For as far as the eye could see the desert was roasting under the scorching sun, yet there was not a single bead of sweat on her face. The tip of her fine, delicate nose was still glossily, spotlessly white as if translucent.

Now she was completely settled down.

Aside from the occasional, thoroughly wild outburst, she had long since become accustomed to this lonesome, peaceful life. Because her life was waiting. Aside from waiting, it had no other meaning.

(2)

The scorching sun was passing away at twilight as night approached. She sat still and quiet under the eaves, still and quietly watching the distant desert and the windchime under the eaves, thinking this day would pass as peacefully as the hundreds of days and hundreds of nights before.

As she was getting ready to go into the kitchen and boil a bowl of noodles to eat, the windchime suddenly sounded.

On a windless night like this, the windchimes unexpectedly rang out.

She had just stood up and now sat down again and looked with a start at the shaking windchimes. She could just barely feel an odd sound of a gust of wind. And yet could also feel a gust of wind that was not wind, but a blade.

When the edge of a blade slashed through the air, it would carry with it the sound of a gust of wind.

She had long since become familiar with this sound. Her pupils contracted at once at the sound. Then she saw a familiar figure at the fringe of the desert running headlong under the bloodred wheel of the sun.

× × ×

A vigorous, slender figure, with a peculiar intrepid bearing, running headlong under the evening sun.

She stood up again, a flame like the evening sun beginning to burn in her bright eyes.

Just at that moment, the figure suddenly severed. An intact person suddenly severed in two, severing in two pieces at the waist.

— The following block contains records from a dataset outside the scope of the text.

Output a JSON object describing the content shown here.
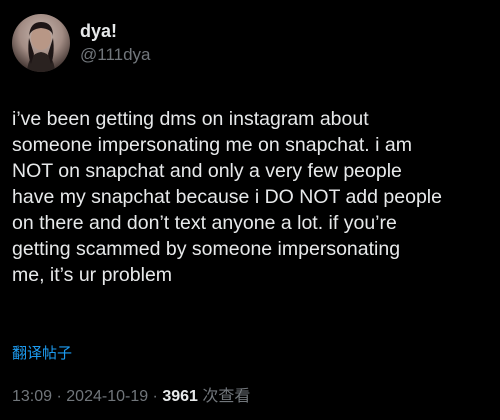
{
  "user": {
    "display_name": "dya!",
    "handle": "@111dya"
  },
  "tweet": {
    "lines": [
      "i’ve been getting dms on instagram about",
      "someone impersonating me on snapchat. i am",
      "NOT on snapchat and only a very few people",
      "have my snapchat because i DO NOT add people",
      "on there and don’t text anyone a lot. if you’re",
      "getting scammed by someone impersonating",
      "me, it’s ur problem"
    ],
    "translate_label": "翻译帖子",
    "time": "13:09",
    "separator": " · ",
    "date": "2024-10-19",
    "views_count": "3961",
    "views_label": "次查看"
  },
  "colors": {
    "background": "#000000",
    "text_primary": "#e7e9ea",
    "text_secondary": "#71767b",
    "link": "#1d9bf0"
  }
}
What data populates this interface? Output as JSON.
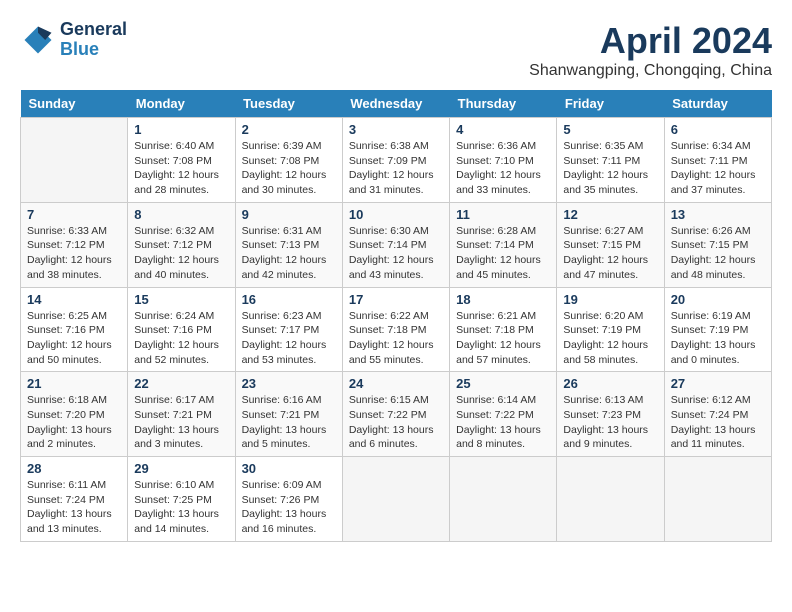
{
  "header": {
    "logo_line1": "General",
    "logo_line2": "Blue",
    "title": "April 2024",
    "subtitle": "Shanwangping, Chongqing, China"
  },
  "calendar": {
    "days_of_week": [
      "Sunday",
      "Monday",
      "Tuesday",
      "Wednesday",
      "Thursday",
      "Friday",
      "Saturday"
    ],
    "weeks": [
      [
        {
          "day": "",
          "info": ""
        },
        {
          "day": "1",
          "info": "Sunrise: 6:40 AM\nSunset: 7:08 PM\nDaylight: 12 hours and 28 minutes."
        },
        {
          "day": "2",
          "info": "Sunrise: 6:39 AM\nSunset: 7:08 PM\nDaylight: 12 hours and 30 minutes."
        },
        {
          "day": "3",
          "info": "Sunrise: 6:38 AM\nSunset: 7:09 PM\nDaylight: 12 hours and 31 minutes."
        },
        {
          "day": "4",
          "info": "Sunrise: 6:36 AM\nSunset: 7:10 PM\nDaylight: 12 hours and 33 minutes."
        },
        {
          "day": "5",
          "info": "Sunrise: 6:35 AM\nSunset: 7:11 PM\nDaylight: 12 hours and 35 minutes."
        },
        {
          "day": "6",
          "info": "Sunrise: 6:34 AM\nSunset: 7:11 PM\nDaylight: 12 hours and 37 minutes."
        }
      ],
      [
        {
          "day": "7",
          "info": "Sunrise: 6:33 AM\nSunset: 7:12 PM\nDaylight: 12 hours and 38 minutes."
        },
        {
          "day": "8",
          "info": "Sunrise: 6:32 AM\nSunset: 7:12 PM\nDaylight: 12 hours and 40 minutes."
        },
        {
          "day": "9",
          "info": "Sunrise: 6:31 AM\nSunset: 7:13 PM\nDaylight: 12 hours and 42 minutes."
        },
        {
          "day": "10",
          "info": "Sunrise: 6:30 AM\nSunset: 7:14 PM\nDaylight: 12 hours and 43 minutes."
        },
        {
          "day": "11",
          "info": "Sunrise: 6:28 AM\nSunset: 7:14 PM\nDaylight: 12 hours and 45 minutes."
        },
        {
          "day": "12",
          "info": "Sunrise: 6:27 AM\nSunset: 7:15 PM\nDaylight: 12 hours and 47 minutes."
        },
        {
          "day": "13",
          "info": "Sunrise: 6:26 AM\nSunset: 7:15 PM\nDaylight: 12 hours and 48 minutes."
        }
      ],
      [
        {
          "day": "14",
          "info": "Sunrise: 6:25 AM\nSunset: 7:16 PM\nDaylight: 12 hours and 50 minutes."
        },
        {
          "day": "15",
          "info": "Sunrise: 6:24 AM\nSunset: 7:16 PM\nDaylight: 12 hours and 52 minutes."
        },
        {
          "day": "16",
          "info": "Sunrise: 6:23 AM\nSunset: 7:17 PM\nDaylight: 12 hours and 53 minutes."
        },
        {
          "day": "17",
          "info": "Sunrise: 6:22 AM\nSunset: 7:18 PM\nDaylight: 12 hours and 55 minutes."
        },
        {
          "day": "18",
          "info": "Sunrise: 6:21 AM\nSunset: 7:18 PM\nDaylight: 12 hours and 57 minutes."
        },
        {
          "day": "19",
          "info": "Sunrise: 6:20 AM\nSunset: 7:19 PM\nDaylight: 12 hours and 58 minutes."
        },
        {
          "day": "20",
          "info": "Sunrise: 6:19 AM\nSunset: 7:19 PM\nDaylight: 13 hours and 0 minutes."
        }
      ],
      [
        {
          "day": "21",
          "info": "Sunrise: 6:18 AM\nSunset: 7:20 PM\nDaylight: 13 hours and 2 minutes."
        },
        {
          "day": "22",
          "info": "Sunrise: 6:17 AM\nSunset: 7:21 PM\nDaylight: 13 hours and 3 minutes."
        },
        {
          "day": "23",
          "info": "Sunrise: 6:16 AM\nSunset: 7:21 PM\nDaylight: 13 hours and 5 minutes."
        },
        {
          "day": "24",
          "info": "Sunrise: 6:15 AM\nSunset: 7:22 PM\nDaylight: 13 hours and 6 minutes."
        },
        {
          "day": "25",
          "info": "Sunrise: 6:14 AM\nSunset: 7:22 PM\nDaylight: 13 hours and 8 minutes."
        },
        {
          "day": "26",
          "info": "Sunrise: 6:13 AM\nSunset: 7:23 PM\nDaylight: 13 hours and 9 minutes."
        },
        {
          "day": "27",
          "info": "Sunrise: 6:12 AM\nSunset: 7:24 PM\nDaylight: 13 hours and 11 minutes."
        }
      ],
      [
        {
          "day": "28",
          "info": "Sunrise: 6:11 AM\nSunset: 7:24 PM\nDaylight: 13 hours and 13 minutes."
        },
        {
          "day": "29",
          "info": "Sunrise: 6:10 AM\nSunset: 7:25 PM\nDaylight: 13 hours and 14 minutes."
        },
        {
          "day": "30",
          "info": "Sunrise: 6:09 AM\nSunset: 7:26 PM\nDaylight: 13 hours and 16 minutes."
        },
        {
          "day": "",
          "info": ""
        },
        {
          "day": "",
          "info": ""
        },
        {
          "day": "",
          "info": ""
        },
        {
          "day": "",
          "info": ""
        }
      ]
    ]
  }
}
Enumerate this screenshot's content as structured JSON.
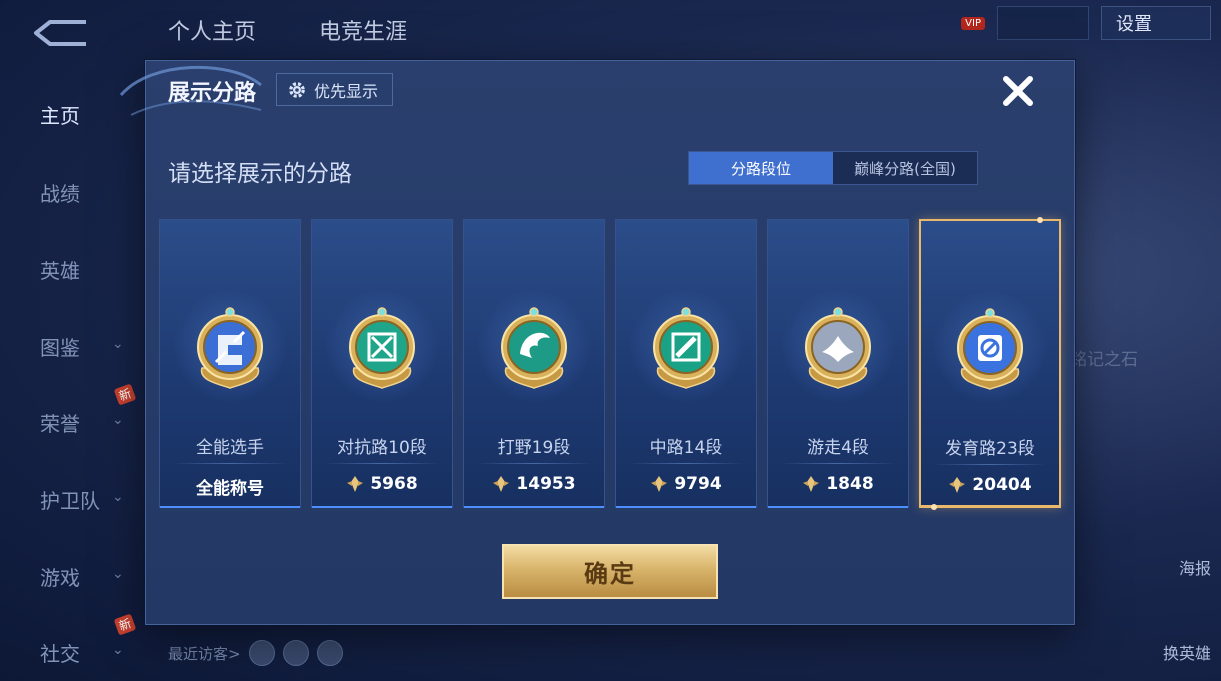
{
  "top_tabs": [
    "个人主页",
    "电竞生涯"
  ],
  "top_right": {
    "settings_label": "设置",
    "vip_label": "VIP"
  },
  "sidebar": {
    "items": [
      {
        "label": "主页",
        "active": true,
        "chevron": false,
        "new": false
      },
      {
        "label": "战绩",
        "active": false,
        "chevron": false,
        "new": false
      },
      {
        "label": "英雄",
        "active": false,
        "chevron": false,
        "new": false
      },
      {
        "label": "图鉴",
        "active": false,
        "chevron": true,
        "new": false
      },
      {
        "label": "荣誉",
        "active": false,
        "chevron": true,
        "new": true
      },
      {
        "label": "护卫队",
        "active": false,
        "chevron": true,
        "new": false
      },
      {
        "label": "游戏",
        "active": false,
        "chevron": true,
        "new": false
      },
      {
        "label": "社交",
        "active": false,
        "chevron": true,
        "new": true
      }
    ],
    "new_badge": "新"
  },
  "background": {
    "stone_text": "铭记之石",
    "poster_label": "海报",
    "swap_hero_label": "换英雄",
    "recent_visitors_label": "最近访客>"
  },
  "modal": {
    "title": "展示分路",
    "priority_button_label": "优先显示",
    "subtitle": "请选择展示的分路",
    "segments": [
      {
        "label": "分路段位",
        "active": true
      },
      {
        "label": "巅峰分路(全国)",
        "active": false
      }
    ],
    "cards": [
      {
        "lane": "全能选手",
        "score": "全能称号",
        "has_points_icon": false,
        "emblem": "all-round-emblem-icon",
        "color": "#3b6fd6",
        "selected": false
      },
      {
        "lane": "对抗路10段",
        "score": "5968",
        "has_points_icon": true,
        "emblem": "clash-lane-emblem-icon",
        "color": "#1fa58a",
        "selected": false
      },
      {
        "lane": "打野19段",
        "score": "14953",
        "has_points_icon": true,
        "emblem": "jungle-emblem-icon",
        "color": "#1d9b86",
        "selected": false
      },
      {
        "lane": "中路14段",
        "score": "9794",
        "has_points_icon": true,
        "emblem": "mid-lane-emblem-icon",
        "color": "#19a286",
        "selected": false
      },
      {
        "lane": "游走4段",
        "score": "1848",
        "has_points_icon": true,
        "emblem": "roam-emblem-icon",
        "color": "#9aa7bd",
        "selected": false
      },
      {
        "lane": "发育路23段",
        "score": "20404",
        "has_points_icon": true,
        "emblem": "farm-lane-emblem-icon",
        "color": "#3a72e0",
        "selected": true
      }
    ],
    "confirm_label": "确定"
  },
  "colors": {
    "accent_blue": "#3f6fcf",
    "selected_gold": "#e9b86d",
    "confirm_gold": "#d8b46b"
  }
}
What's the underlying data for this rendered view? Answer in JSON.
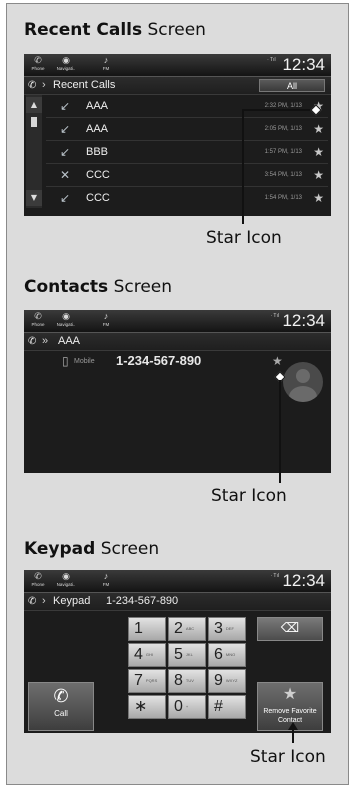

His midsection suddenly snapped backward and a burst of blood suddenly jetted out from his broken off midsection, spraying the sky with blossoms of blood.


Notes

  1. 本色古龍:古龍小說原貌探究, pg. 458.
  2. Ko Chun-hsiung 柯俊雄 1945-2015) was an actor, director and politician. He was a three-time Golden Horse Award winner and played the role of “Tiger” in the 1989 film Miracles with Jackie Chan. After the incident, Gu Long alleged that Ko Chun-hsiang had sent the other two men to attack him, but because Ko denied it and there was no proof, Ko was not implicated further.
  3. Sources: United Daily News, Oct. 24, 1980 and Dec. 9, 1980.
  4. 天涯. Usually translated “horizon” because that’s what it is. Such as in Gu Long’s famous novel 天涯明月刀 (Horizon, Bright Mood, Sabre). It’s often used to refer to the ends of the earth, the far corners of the earth, a place long long distant. But literally it means “sky edge” or “sky boundary”, so I translated it “sky’s end”. I think it’s a marvelous kenning and more poetic and satisfying, better euphony, than the rather plain “horizon”.
  5. 因夢. Literally, “because dreams”. Not the tagline at the beginning of the prologue.